Despite roughly equal representation of participants from both urban and rural settings, as a single-center study, the patient population eligible and available for inclusion in our study may not be fully representative of the Vietnamese population as a whole. Additionally, the entirely male population of the study serves as a limitation to the external validity of this study on the general population. However, given the stark differences in cultural expectations and behaviors between Vietnamese males and females, the results presented here are applicable to the creation of effective policies and interventions targeting males in particular, among whom smoking remains far more common than in females [23]. Moreover, the existence of stigmas surrounding smoking and its cessation may have caused either under or over self-reporting of some information in the interview [35]. Lastly, it is important to note that the participants within this study are individuals who were willing to call the QUITLINE service.
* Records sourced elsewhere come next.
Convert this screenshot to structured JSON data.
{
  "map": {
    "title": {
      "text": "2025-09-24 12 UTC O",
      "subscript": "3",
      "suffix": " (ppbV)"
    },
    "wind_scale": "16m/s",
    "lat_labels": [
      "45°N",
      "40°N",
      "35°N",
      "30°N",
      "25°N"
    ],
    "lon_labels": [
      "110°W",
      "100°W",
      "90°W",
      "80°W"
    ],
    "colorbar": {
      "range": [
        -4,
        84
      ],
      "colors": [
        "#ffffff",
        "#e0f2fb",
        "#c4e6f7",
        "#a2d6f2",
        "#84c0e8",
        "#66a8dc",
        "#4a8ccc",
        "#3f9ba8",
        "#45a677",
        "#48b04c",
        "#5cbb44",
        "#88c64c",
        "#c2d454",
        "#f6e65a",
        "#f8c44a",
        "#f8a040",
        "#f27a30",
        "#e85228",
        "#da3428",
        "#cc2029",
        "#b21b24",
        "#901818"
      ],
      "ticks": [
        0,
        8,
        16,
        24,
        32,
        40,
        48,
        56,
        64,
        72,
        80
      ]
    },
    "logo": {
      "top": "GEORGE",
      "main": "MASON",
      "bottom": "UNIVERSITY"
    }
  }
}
Consequently, the factors correlated with smoking cessation confidence in this study may not be the same for those smokers who were not as motivated, or who are otherwise unwilling or unable to contact QUITLINE. Nonetheless, as contemplation is only one step toward actualization of smoking cessation, identifying factors associated with quitting among contemplative individuals might help us better focus resources in the development of more targeted and effective programs to decrease smoking prevalence.

5. Conclusions

Among Vietnamese male smokers, older age and previous attempts to quit were positively associated with confidence in one’s own ability to quit in the near future. It follows, that future policies and interventions aimed at reducing the prevalence of smoking, should be designed in order to better help younger smokers and those in the pre-contemplative phase of smoking cessation to better formulate plans to quit in the near future, and boost confidence in their ability to overcome addiction.